Marcel Duval n'explique rien quant au phénobarbital. Toutefois, il a un fils de vingt-six ans, Théo, interné à Paris, souffrant de schizophrénie. Après avoir questionné le psy ayant traité le jeune homme, Gégé profite d'un week-end à Paris chez son copain Maurice, pour se renseigner. De l'hôpital Sainte-Anne à une clinique spécialisée de la rue du Banquier, on lui confirme l'éventuelle dangerosité de Théo. Son récent emploi du temps laisse perplexe le policier. De retour à Toulouse, Gégé rencontre la prostituée Katia, de son vrai nom Marie-France Bentajou. Elle a vécu quelques temps en Ariège, façon baba-cool, avec Théo. Elle affirme que Marcel Duval fréquenta avec une belle assiduité ses collègues prostituées. Gégé et Victor vont bientôt pourchasser leur suspect le plus probable…

Patrick Caujolle : Beau temps pour les couleuvres (Éd.du Caïman, 2014) – Coup de cœur –

Ancien policier, Patrick Caujolle entretient sa vocation littéraire depuis plusieurs années. Il a publié de la poésie, des ouvrages consacrés à des cas criminels dans le Sud-Ouest, ainsi que “Ennemis publics n°1” et “Les casses du siècle” chez Le Papillon Rouge Éd. On avait pu remarquer une jolie souplesse narrative dans ses livres précédents. Entre des récits courts et un roman, existe néanmoins une grosse différence de format, voire de style. C'est avec grand plaisir que l'on constate que Caujolle est ici tout aussi convaincant. D'abord, par sa tonalité plutôt enjouée : “Et puis les amis, c'est comme les voitures, les jardins ou les maîtresses, ça s'entretient, tandis que les ennemis c'est tout de même plus confortable à gérer. Une fois que vous en avez un, avec un peu de chance, c'est pour la vie.”

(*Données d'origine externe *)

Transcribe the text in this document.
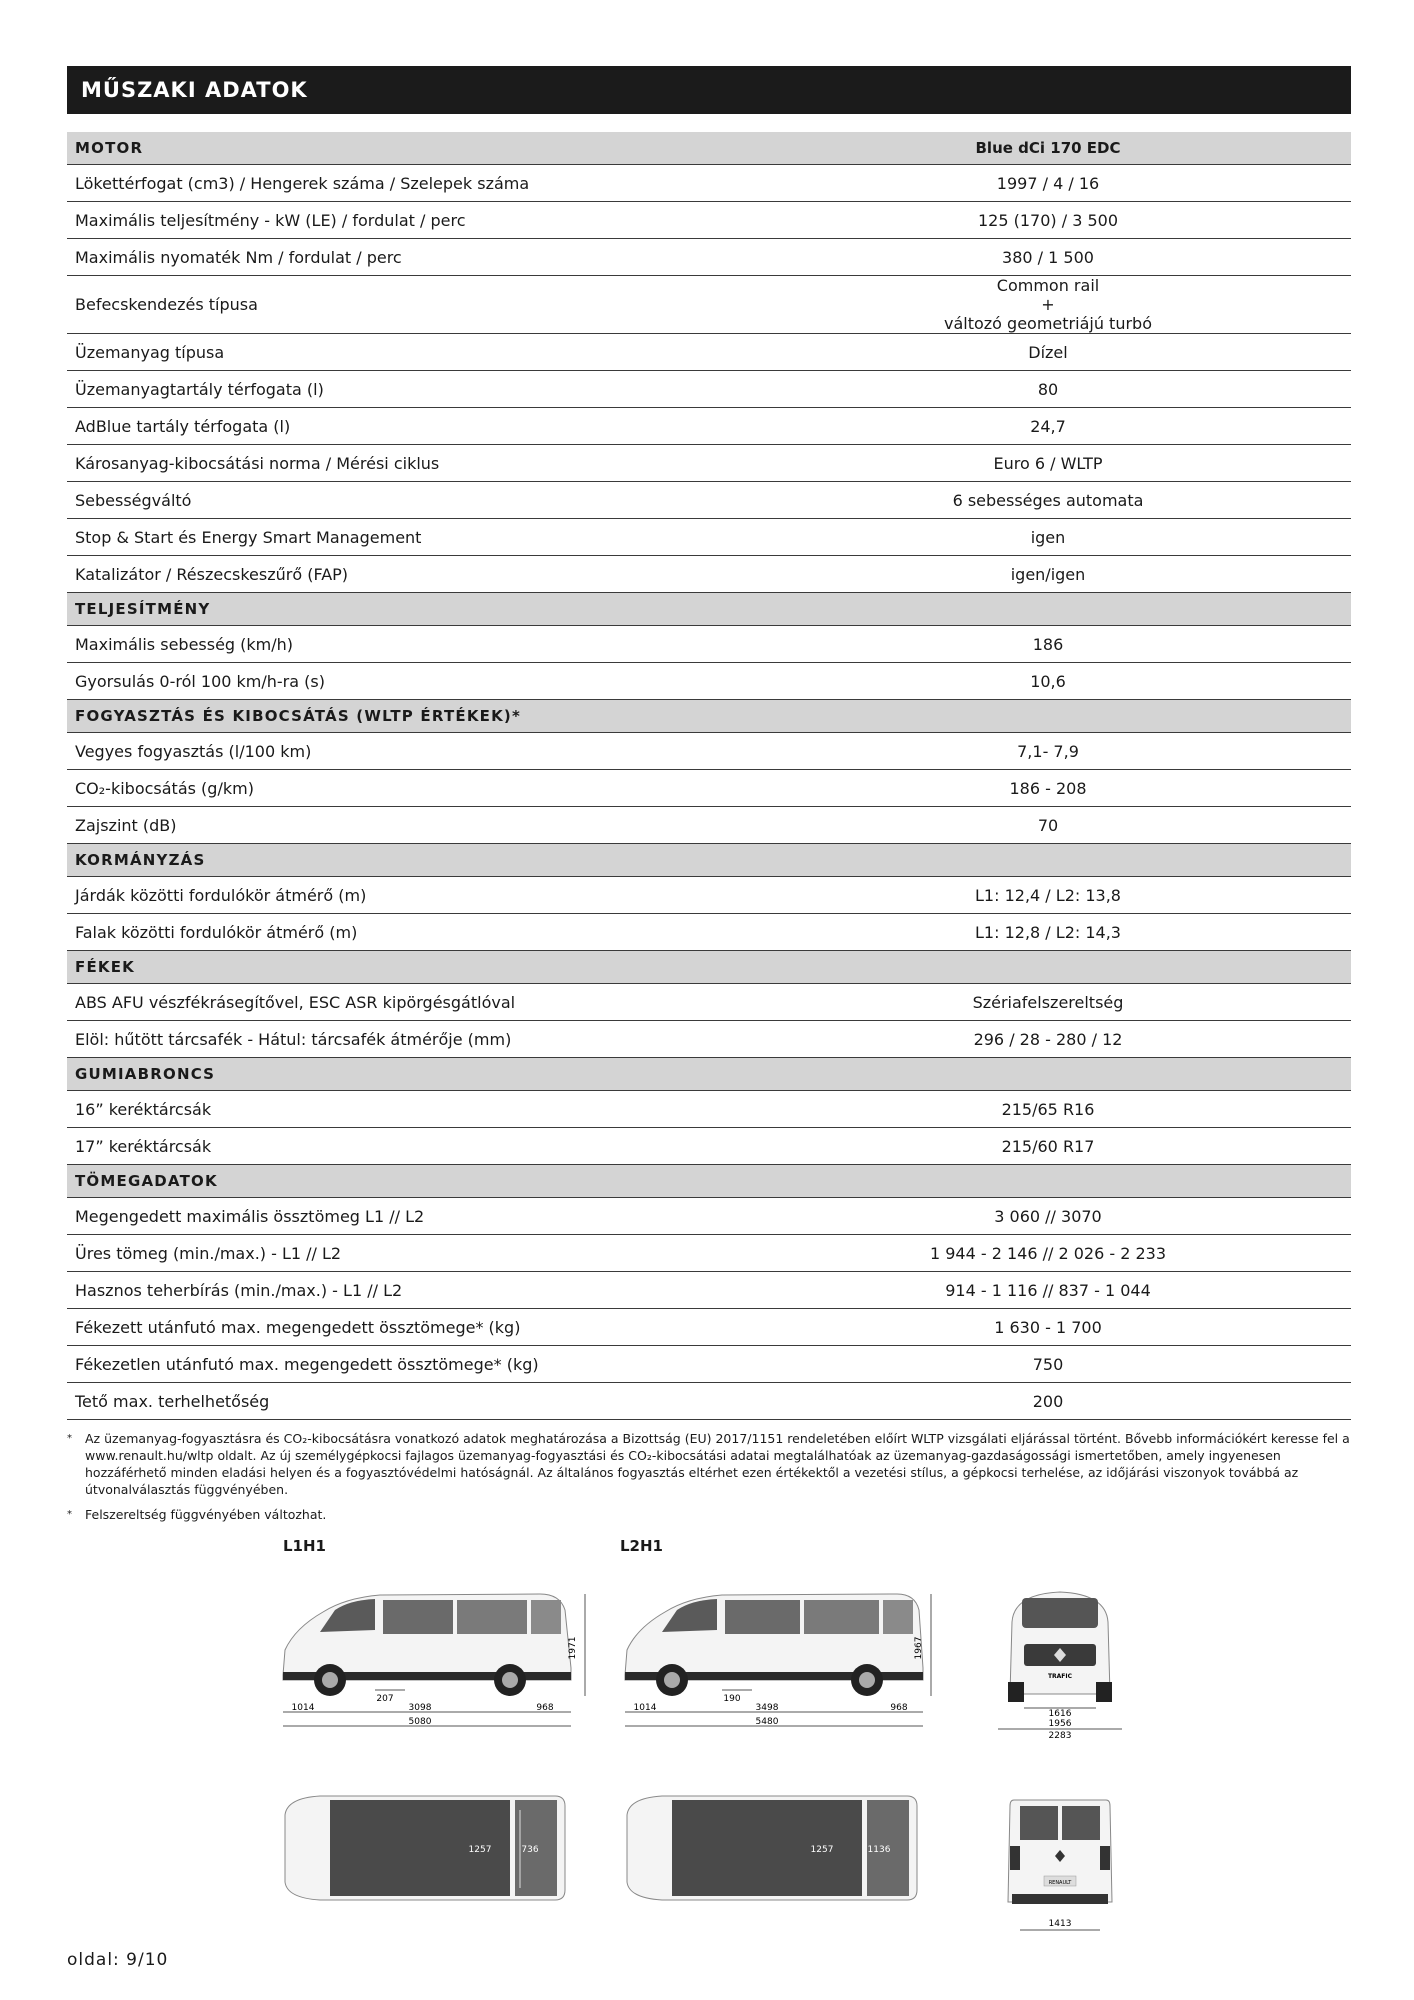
MŰSZAKI ADATOK
MOTOR	Blue dCi 170 EDC
Lökettérfogat (cm3) / Hengerek száma / Szelepek száma	1997 / 4 / 16
Maximális teljesítmény - kW (LE) / fordulat / perc	125 (170) / 3 500
Maximális nyomaték Nm / fordulat / perc	380 / 1 500
Befecskendezés típusa	Common rail
+
változó geometriájú turbó

Üzemanyag típusa	Dízel
Üzemanyagtartály térfogata (l)	80
AdBlue tartály térfogata (l)	24,7
Károsanyag-kibocsátási norma / Mérési ciklus	Euro 6 / WLTP
Sebességváltó	6 sebességes automata
Stop & Start és Energy Smart Management	igen
Katalizátor / Részecskeszűrő (FAP)	igen/igen
TELJESÍTMÉNY	
Maximális sebesség (km/h)	186
Gyorsulás 0-ról 100 km/h-ra (s)	10,6
FOGYASZTÁS ÉS KIBOCSÁTÁS (WLTP ÉRTÉKEK)*	
Vegyes fogyasztás (l/100 km)	7,1- 7,9
CO₂-kibocsátás (g/km)	186 - 208
Zajszint (dB)	70
KORMÁNYZÁS	
Járdák közötti fordulókör átmérő (m)	L1: 12,4 / L2: 13,8
Falak közötti fordulókör átmérő (m)	L1: 12,8 / L2: 14,3
FÉKEK	
ABS AFU vészfékrásegítővel, ESC ASR kipörgésgátlóval	Szériafelszereltség
Elöl: hűtött tárcsafék - Hátul: tárcsafék átmérője (mm)	296 / 28 - 280 / 12
GUMIABRONCS	
16” keréktárcsák	215/65 R16
17” keréktárcsák	215/60 R17
TÖMEGADATOK	
Megengedett maximális össztömeg L1 // L2	3 060 // 3070
Üres tömeg (min./max.) - L1 // L2	1 944 - 2 146 // 2 026 - 2 233
Hasznos teherbírás (min./max.) - L1 // L2	914 - 1 116 // 837 - 1 044
Fékezett utánfutó max. megengedett össztömege* (kg)	1 630 - 1 700
Fékezetlen utánfutó max. megengedett össztömege* (kg)	750
Tető max. terhelhetőség	200
*	Az üzemanyag-fogyasztásra és CO₂-kibocsátásra vonatkozó adatok meghatározása a Bizottság (EU) 2017/1151 rendeletében előírt WLTP vizsgálati eljárással történt. Bővebb információkért keresse fel a www.renault.hu/wltp oldalt. Az új személygépkocsi fajlagos üzemanyag-fogyasztási és CO₂-kibocsátási adatai megtalálhatóak az üzemanyag-gazdaságossági ismertetőben, amely ingyenesen hozzáférhető minden eladási helyen és a fogyasztóvédelmi hatóságnál. Az általános fogyasztás eltérhet ezen értékektől a vezetési stílus, a gépkocsi terhelése, az időjárási viszonyok továbbá az útvonalválasztás függvényében.
*	Felszereltség függvényében változhat.
L1H1	L2H1
1971
207
1014	3098	968
5080
1967
190
1014	3498	968
5480
TRAFIC
1616
1956
2283
1257	736	1257	1136
RENAULT
1413
oldal: 9/10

Il s'agit donc d'un roman d'enquête ayant pour héros un policier. Rien de plus logique, vu le passé de l'auteur. Autant parler de ce que l'on connaît, de l'agglomération toulousaine et des investigations ordinaires d'un policier, en l’occurrence. Sans oublier le contexte qui fut longtemps alcoolisé dans les commissariats, Gégé le reconnaît : “Crois-moi, ce que tu peux voir aujourd'hui dans les services n'est qu'une métastase de ce qui se passait autrefois. Maintenant, entre les jeunes intellos clonés qui passent le concours, et la hiérarchie sans couille qui nous dirige, je peux te dire que les apéros d'autrefois ont presque tous disparu […] Autant boire pour boire est nul, autant un apéro ou une bouffe avec le boss en jeans est primordial. C'est ça qui soude.”

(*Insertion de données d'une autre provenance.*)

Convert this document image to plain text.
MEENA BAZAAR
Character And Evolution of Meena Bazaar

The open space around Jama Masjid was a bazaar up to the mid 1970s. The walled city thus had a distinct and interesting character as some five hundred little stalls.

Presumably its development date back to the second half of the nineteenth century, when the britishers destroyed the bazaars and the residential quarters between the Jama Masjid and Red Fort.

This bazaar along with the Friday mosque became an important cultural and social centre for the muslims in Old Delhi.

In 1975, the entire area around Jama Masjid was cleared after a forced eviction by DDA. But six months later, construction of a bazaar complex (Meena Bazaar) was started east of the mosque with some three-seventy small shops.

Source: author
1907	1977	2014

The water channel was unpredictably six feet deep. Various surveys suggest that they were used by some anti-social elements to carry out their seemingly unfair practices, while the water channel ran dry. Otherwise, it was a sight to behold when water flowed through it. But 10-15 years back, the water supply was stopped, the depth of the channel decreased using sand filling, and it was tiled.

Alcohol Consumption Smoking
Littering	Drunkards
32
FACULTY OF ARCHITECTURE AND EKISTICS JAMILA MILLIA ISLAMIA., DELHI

Toutefois, Caujolle ne se borne pas à une caricature. À travers son héros, il retrace aussi l'état d'esprit du métier de policier, l'évolution des pratiques. “Maintenant, c'est vrai, avec votre technique, vous en savez parfois autant, et ça fait moins d'alcooliques, mais c'est plus pareil. Chacun son groupe, chacun son morceau de gras, et la hiérarchie distribue les bons points en fin d'année pour faire des jaloux […] L'ADN est une preuve, pas un aveu. Et tu t'apercevras dans ta carrière que le plus important pour les familles des victimes, c'est de comprendre...” Le témoignage est un des éléments de cette histoire, sans oublier pour autant une véritable intrigue. Un roman policier authentique, bien écrit, et passionnant.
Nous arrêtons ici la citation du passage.